O quarto princípio enumera o que seriam as boas práticas em relação a questões trabalhistas, previdenciárias, de saúde e segurança do trabalhador. Serão indicadores para esse princípio a observação de critérios de segurança e saúde no transporte, preparação, manuseio de agrotóxicos, maturadores e outros insumos; o uso de equipamentos de proteção individual, fornecidos gratuitamente aos trabalhadores e em bom estado de conservação; a existência de alojamento para os trabalhadores sazonais migrantes; a existência de programas de treinamento e aprimoramento da mão-de-obra, com o objetivo de diminuir o número de acidentes de trabalho; o respeito aos limites legais de jornada de trabalho e períodos de descanso; entre outros aspectos.
Análise da emissão de gases estufa ainda demora
Um terceiro ponto do programa de avaliação da conformidade para o etanol é a redução da emissão de gases de efeito estufa (GEEs). No primeiro princípio do Anexo A, que trata da racionalidade no uso dos recursos naturais em busca da sustentabilidade, exige-se que as usinas certificadas tenham adotado ações para minimizar a emissão dos GEEs. Essa parte precisa ainda de mais trabalho, diz Lobo, para chegar à metodologia de cálculo. A usina, nesse caso, vai autodeclarar seu fator de redução em comparação a um combustível fóssil — no caso, gasolina. A falta de metodologia para aferir a redução traz a necessidade de mais profissionais capacitados para checar o balanço de GEEs apresentado. Por isso, na fase-piloto, as empresas não estão obrigadas a entregar esse documento. Passarão a estar seis meses depois da definição da metodologia e da formação de uma massa crítica de especialistas qualificados.
Há, ainda, uma série de requisitos mínimos, já especificados em outras certificações ISO, que devem ser cumpridos pela usina para que ela passe pelo processo de certificação. São normas constantes da ISO 9.001, que trata da gestão da qualidade, da ISO 14.001, que trata da gestão ambiental, e da ISO 16.001, que traz os critérios para certificação em relação à gestão de responsabilidade social. O documento do Inmetro não trata do uso do solo, ou seja, da substituição de uma cultura alimentar ou da pecuária pela cana-de-açúcar como um requisito a ser avaliado na obtenção da certificação. No entanto, uma das preocupações internacionais no que se refere à produção de etanol é justamente a hipótese de o cultivo da cana deslocar a produção de outras culturas ou a atividade de pecuária para a região Amazônica.

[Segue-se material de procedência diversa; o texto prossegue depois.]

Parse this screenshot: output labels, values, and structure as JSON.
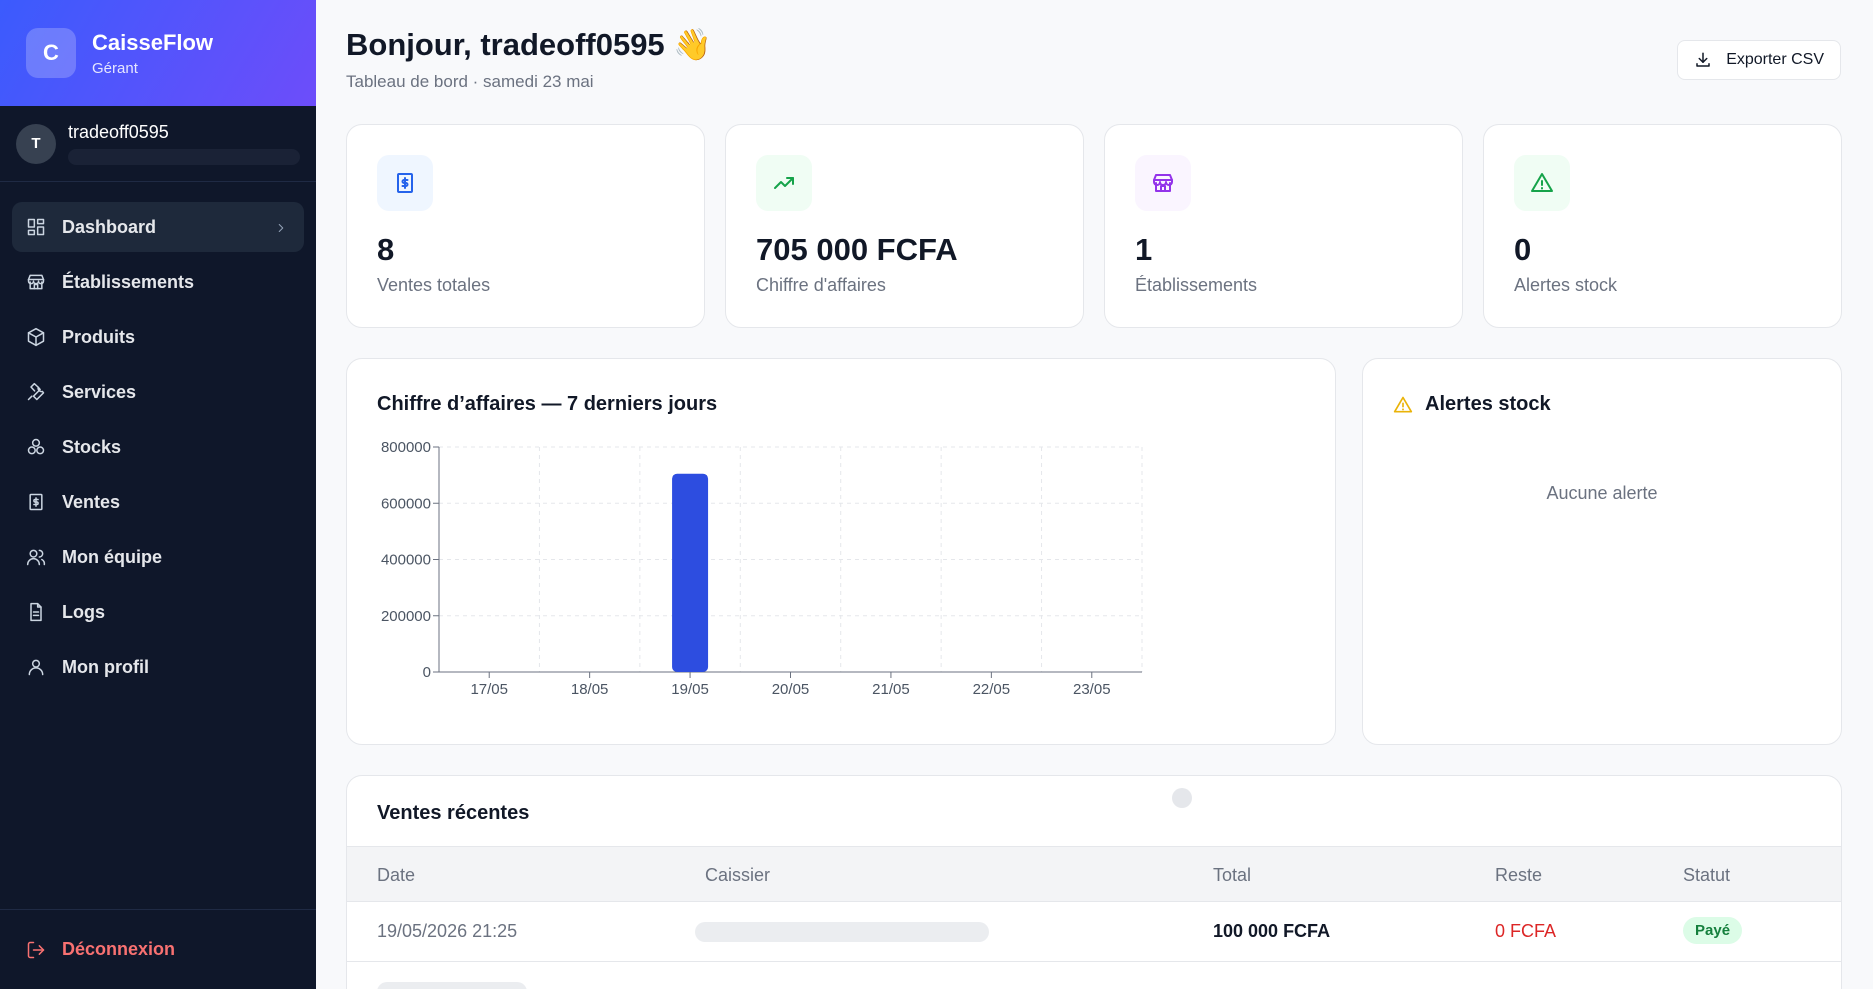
{
  "sidebar": {
    "brand": {
      "logo_letter": "C",
      "name": "CaisseFlow",
      "role": "Gérant"
    },
    "user": {
      "avatar_letter": "T",
      "name": "tradeoff0595"
    },
    "items": [
      {
        "label": "Dashboard",
        "icon": "dashboard-icon",
        "active": true
      },
      {
        "label": "Établissements",
        "icon": "store-icon"
      },
      {
        "label": "Produits",
        "icon": "package-icon"
      },
      {
        "label": "Services",
        "icon": "wrench-icon"
      },
      {
        "label": "Stocks",
        "icon": "boxes-icon"
      },
      {
        "label": "Ventes",
        "icon": "receipt-icon"
      },
      {
        "label": "Mon équipe",
        "icon": "users-icon"
      },
      {
        "label": "Logs",
        "icon": "file-text-icon"
      },
      {
        "label": "Mon profil",
        "icon": "user-icon"
      }
    ],
    "logout_label": "Déconnexion"
  },
  "header": {
    "greeting": "Bonjour, tradeoff0595",
    "greeting_emoji": "👋",
    "subtitle": "Tableau de bord · samedi 23 mai",
    "export_label": "Exporter CSV"
  },
  "stats": [
    {
      "value": "8",
      "label": "Ventes totales",
      "icon": "receipt-icon",
      "color": "#2563eb",
      "bg": "#eff6ff"
    },
    {
      "value": "705 000 FCFA",
      "label": "Chiffre d'affaires",
      "icon": "trending-up-icon",
      "color": "#16a34a",
      "bg": "#f0fdf4"
    },
    {
      "value": "1",
      "label": "Établissements",
      "icon": "store-icon",
      "color": "#9333ea",
      "bg": "#faf5ff"
    },
    {
      "value": "0",
      "label": "Alertes stock",
      "icon": "alert-triangle-icon",
      "color": "#16a34a",
      "bg": "#f0fdf4"
    }
  ],
  "chart_card": {
    "title": "Chiffre d’affaires — 7 derniers jours"
  },
  "chart_data": {
    "type": "bar",
    "categories": [
      "17/05",
      "18/05",
      "19/05",
      "20/05",
      "21/05",
      "22/05",
      "23/05"
    ],
    "values": [
      0,
      0,
      705000,
      0,
      0,
      0,
      0
    ],
    "yticks": [
      0,
      200000,
      400000,
      600000,
      800000
    ],
    "ylim": [
      0,
      800000
    ],
    "grid": true,
    "bar_color": "#2d4de0"
  },
  "alerts_card": {
    "title": "Alertes stock",
    "empty": "Aucune alerte"
  },
  "sales": {
    "title": "Ventes récentes",
    "columns": [
      "Date",
      "Caissier",
      "Total",
      "Reste",
      "Statut"
    ],
    "rows": [
      {
        "date": "19/05/2026 21:25",
        "total": "100 000 FCFA",
        "reste": "0 FCFA",
        "status": "Payé"
      }
    ]
  }
}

Como vai funcionar o programa de certificação
O processo de avaliação da conformidade começa com a declaração da usina quanto ao fator de redução de GEE. É a primeira etapa. A autodeclaração, no futuro, será validada pelo Inmetro, por meio de especialistas. Na etapa seguinte, a usina deve solicitar o início do processo, enviando documentos que comprovem a propriedade das terras e da usina, o atendimento às leis que regulamentam a produção de cana e etanol, uma avaliação sobre os fornecedores de cana, caso a usina adquira matéria-prima de terceiros, entre outros.
Após a análise da solicitação e da documentação, será feita uma auditoria inicial por uma entidade chamada no documento de organismo de certificação de produto (OCP). Trata-se de organização certificadora acreditada pelo Inmetro. Já existem cinco organizações em busca de homologação pelo instituto. Nessa etapa, o certificador vai dizer o que precisa ser melhorado e o que já está de acordo com o programa de avaliação de conformidade. A seguir, serão definidos os ensaios a ser realizados com amostra do produto, e os laboratórios que os conduzirão.
Se todos os resultados obtidos estiverem dentro dos critérios estabelecidos no programa de avaliação, o atestado de conformidade será emitido. Para que a usina continue com o selo, a empresa certificadora acreditada pelo Inmetro fará auditorias de manutenção e repetirá os ensaios anualmente.